February 17, 2006
Senate OKs watered-down estate tax rollback
By BOB LEWIS
AP Political Writer
RICHMOND, Va. -- A partial repeal of the tax paid posthumously on the estates of the wealthy won passage comfortably Friday in the Senate.
By a 35-4 vote, the Senate approved eliminating the tax on Virginia estates worth less than $10 million, or on working farms or closely held businesses of any value.
The bill advances to the House, which passed a full estate tax repeal on 93-7 vote earlier this month. That measure is now before the Senate Finance Committee.

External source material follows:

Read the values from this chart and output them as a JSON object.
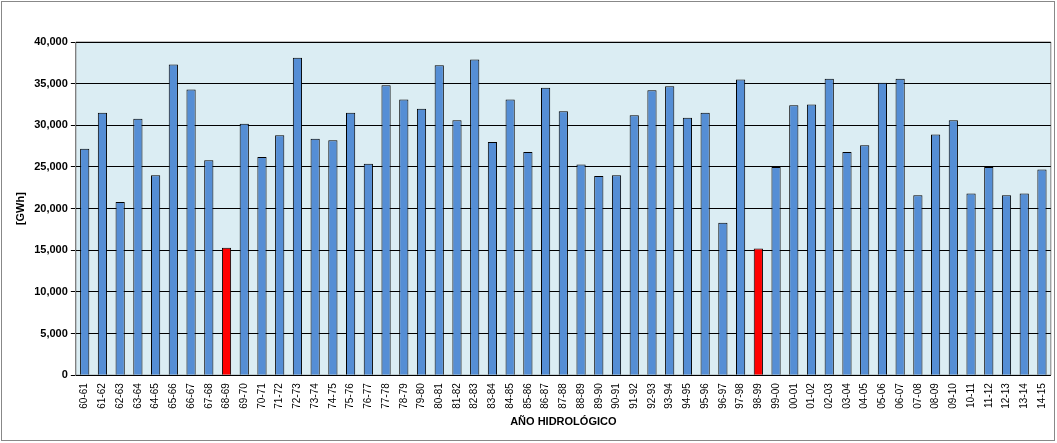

Differences between the two bills are likely to be resolved by a conference committee in the closing days of this year's legislative session.
The Senate bill would affect only the estates of Virginians who die on or after Dec. 31. The Department of Taxation estimates annual revenue losses will grow from nearly $52 million a year beginning in 2007 and to about $101 million by fiscal year 2011.
In recent years, efforts to roll back the estate tax have died in the Senate. Advocates for the complete elimination of what they call "Virginia's onerous death tax" said the Senate's partial repeal is the "first forward step in nearly three years."
But the nonprofit Virginians for Death Tax Repeal said Sen. Thomas K. Norment's bill falls far short of their goal of the full repeal of the tax.
"The legislation, while flawed with certain restrictive limitations, provides a vehicle for eventual repeal of the death tax in Virginia," the group said in a news release.
In 2005, estate tax returns were filed on 871 estates, yielding $138 million in revenue, according to the Tax Department. Only 14 returns were from estates with taxable value of $10 million or more, but those estates accounted for revenues of $45.6 million, or nearly one-third of the total estate taxes collected.
Bob Lewis has covered Virginia government and politics since 2000.